Use in Pregnancy and Lactation
Contraindicated for use during pregnancy and lactation (breastfeeding).
Pediatric Use
The drug is contraindicated for use in children and adolescents under 18 years of age.
Geriatric Use
Elderly patients are more prone to developing renal insufficiency. Accordingly, as in other age groups, dose adjustment is necessary in patients with severe renal insufficiency.
Special Precautions
Use with caution in patients with renal insufficiency. In moderate and severe renal insufficiency, as well as in patients with end-stage renal disease requiring hemodialysis, dose adjustment is required.
Elderly patients are more prone to developing renal insufficiency. Accordingly, as in other age groups, dose adjustment is necessary in patients with severe renal insufficiency.
Drug Interactions
A slight increase in AUC (11%), as well as mean Cmax (18%) of digoxin was noted with concurrent use with sitagliptin. This increase is not considered clinically significant.

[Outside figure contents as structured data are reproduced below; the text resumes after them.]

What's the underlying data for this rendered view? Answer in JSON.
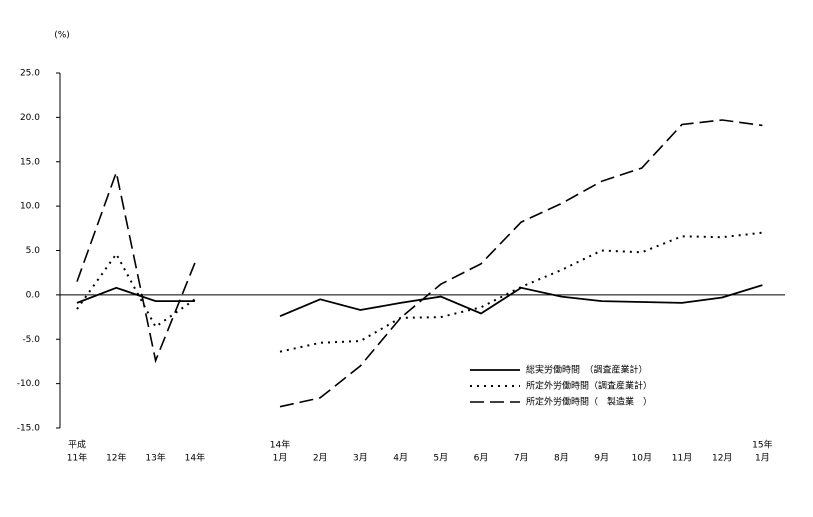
{
  "chart_data": {
    "type": "line",
    "unit_label": "(%)",
    "categories": [
      "11年",
      "12年",
      "13年",
      "14年",
      "1月",
      "2月",
      "3月",
      "4月",
      "5月",
      "6月",
      "7月",
      "8月",
      "9月",
      "10月",
      "11月",
      "12月",
      "1月"
    ],
    "upper_labels": [
      "平成",
      null,
      null,
      null,
      "14年",
      null,
      null,
      null,
      null,
      null,
      null,
      null,
      null,
      null,
      null,
      null,
      "15年"
    ],
    "ylim": [
      -15,
      25
    ],
    "yticks": [
      {
        "value": -15,
        "label": "-15.0"
      },
      {
        "value": -10,
        "label": "-10.0"
      },
      {
        "value": -5,
        "label": "-5.0"
      },
      {
        "value": 0,
        "label": "0.0"
      },
      {
        "value": 5,
        "label": "5.0"
      },
      {
        "value": 10,
        "label": "10.0"
      },
      {
        "value": 15,
        "label": "15.0"
      },
      {
        "value": 20,
        "label": "20.0"
      },
      {
        "value": 25,
        "label": "25.0"
      }
    ],
    "grid": false,
    "legend_position": "lower-right",
    "series": [
      {
        "name": "総実労働時間　（調査産業計）",
        "color": "#000000",
        "line_style": "solid",
        "values": [
          -0.9,
          0.8,
          -0.7,
          -0.7,
          -2.4,
          -0.5,
          -1.7,
          -0.9,
          -0.2,
          -2.1,
          0.8,
          -0.2,
          -0.7,
          -0.8,
          -0.9,
          -0.3,
          1.1
        ]
      },
      {
        "name": "所定外労働時間（調査産業計）",
        "color": "#000000",
        "line_style": "dotted",
        "values": [
          -1.6,
          4.6,
          -3.6,
          -0.5,
          -6.4,
          -5.4,
          -5.2,
          -2.6,
          -2.5,
          -1.4,
          0.9,
          2.8,
          5.0,
          4.8,
          6.6,
          6.5,
          7.0
        ]
      },
      {
        "name": "所定外労働時間（　製造業　）",
        "color": "#000000",
        "line_style": "dashed",
        "values": [
          1.5,
          13.8,
          -7.4,
          3.6,
          -12.6,
          -11.6,
          -8.0,
          -2.6,
          1.2,
          3.5,
          8.2,
          10.3,
          12.8,
          14.3,
          19.2,
          19.7,
          19.1
        ]
      }
    ]
  }
}
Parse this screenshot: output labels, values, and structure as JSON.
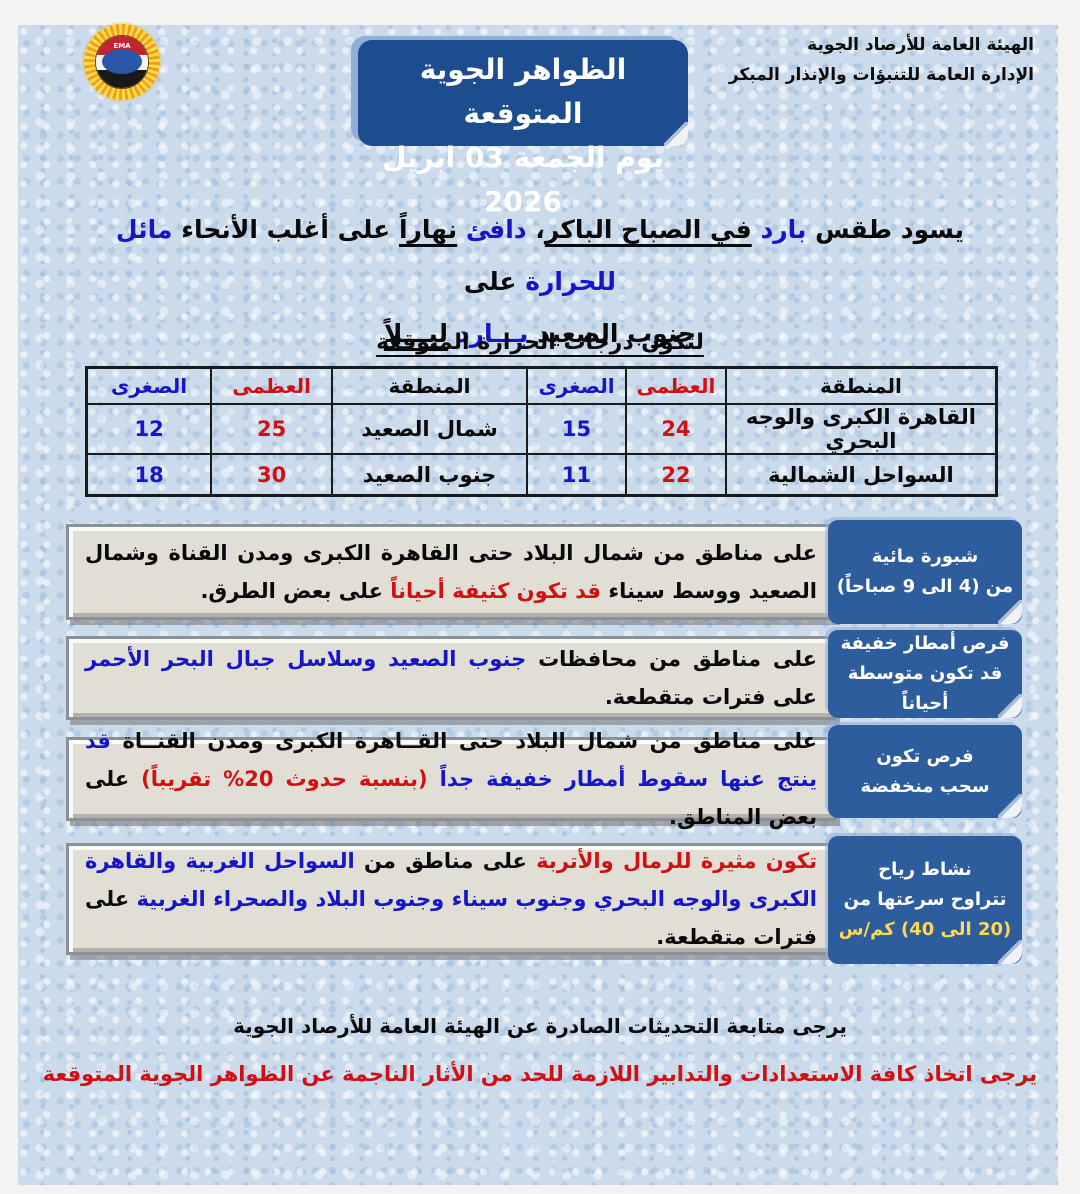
{
  "colors": {
    "page_bg": "#ccdbeb",
    "margin_bg": "#f3f3f1",
    "title_box_bg": "#1d4c8f",
    "label_box_bg": "#2e5d9e",
    "panel_bg": "#e1ded6",
    "text_black": "#0a0a0a",
    "text_blue": "#1616c8",
    "text_red": "#d01113",
    "text_yellow": "#ffd84d"
  },
  "header": {
    "agency_line1": "الهيئة العامة للأرصاد الجوية",
    "agency_line2": "الإدارة العامة للتنبؤات والإنذار المبكر",
    "logo_text": "EMA",
    "title_line1": "الظواهر الجوية المتوقعة",
    "title_line2": "يوم الجمعة 03 ابريل 2026"
  },
  "summary": {
    "line1": [
      {
        "t": "يسود طقس "
      },
      {
        "t": "بارد",
        "s": "b"
      },
      {
        "t": " "
      },
      {
        "t": "في الصباح الباكر",
        "s": "u"
      },
      {
        "t": "، "
      },
      {
        "t": "دافئ",
        "s": "b"
      },
      {
        "t": " "
      },
      {
        "t": "نهاراً",
        "s": "u"
      },
      {
        "t": " على أغلب الأنحاء "
      },
      {
        "t": "مائل للحرارة",
        "s": "b"
      },
      {
        "t": " على"
      }
    ],
    "line2": [
      {
        "t": "جنوب الصعيد "
      },
      {
        "t": "بـــارد",
        "s": "b"
      },
      {
        "t": " "
      },
      {
        "t": "ليـــلاً",
        "s": "u"
      }
    ]
  },
  "temps": {
    "title": "لتكون درجات الحرارة المتوقعة",
    "headers": [
      "المنطقة",
      "العظمى",
      "الصغرى",
      "المنطقة",
      "العظمى",
      "الصغرى"
    ],
    "rows": [
      [
        "القاهرة الكبرى والوجه البحري",
        "24",
        "15",
        "شمال الصعيد",
        "25",
        "12"
      ],
      [
        "السواحل الشمالية",
        "22",
        "11",
        "جنوب الصعيد",
        "30",
        "18"
      ]
    ]
  },
  "sections": [
    {
      "label": [
        {
          "t": "شبورة مائية"
        },
        {
          "t": "من (4 الى 9 صباحاً)"
        }
      ],
      "body": [
        {
          "t": "على مناطق من شمال البلاد حتى القاهرة الكبرى ومدن القناة وشمال الصعيد ووسط سيناء "
        },
        {
          "t": "قد تكون كثيفة أحياناً",
          "s": "r"
        },
        {
          "t": " على بعض الطرق."
        }
      ]
    },
    {
      "label": [
        {
          "t": "فرص أمطار خفيفة"
        },
        {
          "t": "قد تكون متوسطة أحياناً"
        }
      ],
      "body": [
        {
          "t": "على مناطق من محافظات "
        },
        {
          "t": "جنوب الصعيد وسلاسل جبال البحر الأحمر",
          "s": "b"
        },
        {
          "t": " على فترات متقطعة."
        }
      ]
    },
    {
      "label": [
        {
          "t": "فرص تكون"
        },
        {
          "t": "سحب منخفضة"
        }
      ],
      "body": [
        {
          "t": "على مناطق من شمال البلاد حتى القــاهرة الكبرى ومدن القنــاة "
        },
        {
          "t": "قد ينتج عنها سقوط أمطار خفيفة جداً ",
          "s": "b"
        },
        {
          "t": "(بنسبة حدوث 20% تقريباً)",
          "s": "r"
        },
        {
          "t": " على بعض المناطق."
        }
      ]
    },
    {
      "label": [
        {
          "t": "نشاط رياح"
        },
        {
          "t": "تتراوح سرعتها من"
        },
        {
          "t": "(20 الى 40) كم/س",
          "s": "y"
        }
      ],
      "body": [
        {
          "t": "تكون مثيرة للرمال والأتربة",
          "s": "r"
        },
        {
          "t": " على مناطق من "
        },
        {
          "t": "السواحل الغربية والقاهرة الكبرى والوجه البحري وجنوب سيناء وجنوب البلاد والصحراء الغربية",
          "s": "b"
        },
        {
          "t": " على فترات متقطعة."
        }
      ]
    }
  ],
  "footer": {
    "note_black": "يرجى متابعة التحديثات الصادرة عن الهيئة العامة للأرصاد الجوية",
    "note_red": "يرجى اتخاذ كافة الاستعدادات والتدابير اللازمة للحد من الأثار الناجمة عن الظواهر الجوية المتوقعة"
  }
}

An increase in AUC and Cmax of sitagliptin by 29% and 68%, respectively, was noted in patients with concurrent use of a single 100 mg dose of sitagliptin and a single 600 mg dose of cyclosporine (a potent P-glycoprotein inhibitor). These changes in the pharmacokinetic parameters of sitagliptin are not considered clinically significant.
Storage Conditions
Store at 2°C (36°F) to 25°C (77°F). Keep in original packaging, protected from light. Keep out of reach of children.
Dispensing Status
Rx Only
Important Safety Information
This information is for educational purposes only and does not replace professional medical advice. Always consult your doctor before use. Dosage and side effects may vary. Use only as prescribed.